The T-Mobile-Justin Bieber collusion is particularly insidious because Mr. Bieber has reactivated his Instagram as part of his paid promotion of T-Mobile products.
It seems as if he doesn't think he can deal with me as a person without getting a corporate bully to help him corner me online, applaud his criminal invasions of my privacy and magnify whatever immature and hateful thing he wants to publish about me from now on.
I suppose it will be another barrage of snide and inarticulate abuse, which is what most of the conglomerate does.
I think this collaboration of Justin Bieber and T-Mobile has to be something that was negotiatated by Mr. Bieber's manager, Scooter Braun, although I can't know if it was Mr. Braun's idea or T-Mobile's idea. From what I know of Mr. Bieber, he was discovered at YouTube at the age of 12 by Mr. Braun, who then took over Mr. Bieber's life.
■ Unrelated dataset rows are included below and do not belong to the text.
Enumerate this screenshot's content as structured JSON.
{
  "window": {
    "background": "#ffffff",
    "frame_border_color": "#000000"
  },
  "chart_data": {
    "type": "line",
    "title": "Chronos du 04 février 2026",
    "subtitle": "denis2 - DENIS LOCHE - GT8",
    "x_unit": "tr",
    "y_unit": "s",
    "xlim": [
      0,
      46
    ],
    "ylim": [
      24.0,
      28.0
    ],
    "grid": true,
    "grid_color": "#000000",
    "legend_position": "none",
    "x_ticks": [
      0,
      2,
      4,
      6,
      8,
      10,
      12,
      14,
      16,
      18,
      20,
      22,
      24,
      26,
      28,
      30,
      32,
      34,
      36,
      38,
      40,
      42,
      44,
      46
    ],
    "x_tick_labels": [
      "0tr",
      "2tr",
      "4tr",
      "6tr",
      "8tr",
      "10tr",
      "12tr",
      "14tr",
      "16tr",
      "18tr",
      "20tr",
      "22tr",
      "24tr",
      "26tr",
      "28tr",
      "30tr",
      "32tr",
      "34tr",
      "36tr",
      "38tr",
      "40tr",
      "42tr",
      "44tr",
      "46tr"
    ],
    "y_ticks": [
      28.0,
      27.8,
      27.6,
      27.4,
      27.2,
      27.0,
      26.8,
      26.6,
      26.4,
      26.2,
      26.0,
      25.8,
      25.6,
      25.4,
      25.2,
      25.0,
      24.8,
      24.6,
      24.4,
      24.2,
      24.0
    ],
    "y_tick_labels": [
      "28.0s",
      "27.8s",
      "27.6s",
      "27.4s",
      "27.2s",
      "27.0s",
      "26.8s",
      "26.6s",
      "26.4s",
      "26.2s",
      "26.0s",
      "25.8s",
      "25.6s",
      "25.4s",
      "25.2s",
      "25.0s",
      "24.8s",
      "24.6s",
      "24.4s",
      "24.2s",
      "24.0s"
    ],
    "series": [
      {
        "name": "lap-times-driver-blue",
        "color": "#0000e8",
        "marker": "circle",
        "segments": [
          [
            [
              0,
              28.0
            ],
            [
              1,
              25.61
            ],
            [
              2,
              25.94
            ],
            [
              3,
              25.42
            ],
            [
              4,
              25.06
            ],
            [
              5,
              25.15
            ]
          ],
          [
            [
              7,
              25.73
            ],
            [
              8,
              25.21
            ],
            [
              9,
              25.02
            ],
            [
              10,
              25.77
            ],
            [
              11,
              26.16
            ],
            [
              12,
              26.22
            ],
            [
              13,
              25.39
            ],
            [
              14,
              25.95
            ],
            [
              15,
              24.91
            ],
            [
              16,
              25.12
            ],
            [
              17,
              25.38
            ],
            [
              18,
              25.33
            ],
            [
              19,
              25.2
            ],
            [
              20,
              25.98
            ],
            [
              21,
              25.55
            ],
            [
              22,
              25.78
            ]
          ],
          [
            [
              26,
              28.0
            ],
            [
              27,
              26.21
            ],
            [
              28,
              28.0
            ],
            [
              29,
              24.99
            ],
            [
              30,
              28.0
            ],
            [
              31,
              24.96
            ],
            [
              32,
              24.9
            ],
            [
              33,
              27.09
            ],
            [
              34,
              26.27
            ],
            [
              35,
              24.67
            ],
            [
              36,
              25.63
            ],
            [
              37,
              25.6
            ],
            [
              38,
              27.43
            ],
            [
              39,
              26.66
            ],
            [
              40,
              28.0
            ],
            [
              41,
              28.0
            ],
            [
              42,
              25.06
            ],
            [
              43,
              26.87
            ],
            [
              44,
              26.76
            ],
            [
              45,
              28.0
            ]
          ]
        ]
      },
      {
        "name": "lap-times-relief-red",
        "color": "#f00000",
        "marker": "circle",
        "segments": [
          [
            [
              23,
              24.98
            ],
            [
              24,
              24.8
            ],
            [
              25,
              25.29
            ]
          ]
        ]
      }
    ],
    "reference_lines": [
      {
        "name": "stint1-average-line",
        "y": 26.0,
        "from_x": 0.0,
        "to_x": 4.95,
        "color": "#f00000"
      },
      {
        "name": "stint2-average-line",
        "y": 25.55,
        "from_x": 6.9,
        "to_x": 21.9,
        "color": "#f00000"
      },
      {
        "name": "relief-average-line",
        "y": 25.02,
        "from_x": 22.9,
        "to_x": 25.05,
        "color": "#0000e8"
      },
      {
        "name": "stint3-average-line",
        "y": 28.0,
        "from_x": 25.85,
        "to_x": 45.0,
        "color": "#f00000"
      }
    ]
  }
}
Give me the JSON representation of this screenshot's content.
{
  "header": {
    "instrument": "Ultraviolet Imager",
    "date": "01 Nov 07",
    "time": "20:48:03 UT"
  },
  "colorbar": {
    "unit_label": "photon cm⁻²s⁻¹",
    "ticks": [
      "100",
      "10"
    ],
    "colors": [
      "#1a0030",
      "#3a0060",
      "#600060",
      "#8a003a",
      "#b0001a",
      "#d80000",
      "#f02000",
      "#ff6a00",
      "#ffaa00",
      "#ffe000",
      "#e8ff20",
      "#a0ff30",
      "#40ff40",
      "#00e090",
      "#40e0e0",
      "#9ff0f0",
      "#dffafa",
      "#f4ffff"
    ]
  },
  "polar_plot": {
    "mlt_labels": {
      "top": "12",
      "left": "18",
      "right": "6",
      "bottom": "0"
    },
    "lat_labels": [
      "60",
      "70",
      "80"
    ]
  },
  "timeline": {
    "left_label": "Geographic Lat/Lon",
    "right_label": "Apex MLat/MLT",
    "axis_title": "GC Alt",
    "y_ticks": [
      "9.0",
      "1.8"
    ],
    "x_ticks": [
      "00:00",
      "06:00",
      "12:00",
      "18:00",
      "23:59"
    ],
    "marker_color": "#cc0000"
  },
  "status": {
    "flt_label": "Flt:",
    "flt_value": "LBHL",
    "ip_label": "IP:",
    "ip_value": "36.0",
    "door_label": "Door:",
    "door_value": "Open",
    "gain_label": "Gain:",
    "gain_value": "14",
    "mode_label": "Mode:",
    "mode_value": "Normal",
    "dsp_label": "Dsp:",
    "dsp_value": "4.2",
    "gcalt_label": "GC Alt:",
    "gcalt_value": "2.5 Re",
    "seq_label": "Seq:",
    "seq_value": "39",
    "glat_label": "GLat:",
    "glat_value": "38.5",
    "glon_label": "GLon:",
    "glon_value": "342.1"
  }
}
I think that the entertainment industry's engulfment of children and adolescents and exploitation of their talent and naïveté should be legislated against and discouraged in every possible way. Not only can nobody argue that Mr. Bieber wasn't an unusually innocent and caring child, nobody can argue that his metamorphosis from that child during the past 10 years isn't a sad indictment of the entertainment industry.
Mr. Braun's negotiation of the T-Mobile-Justin Bieber collusion was perhaps what people should expect of Mr. Braun, whose mindset seems to be that of someone whose obsession for personal power is inversely proportional to his level of integrity. Since Mr. Braun has also demonstrated that he has significant political ambition, I hope that both his mania for personal power and his political ambitions will be thwarted as much as possible. Is he the reason that Kanye West has mentioned running for President?
I think that Mr. Braun is manipulative, although perhaps not extraordinarily so for the entertainment industry, which seems to consist almost entirely of corrupt and manipulative people.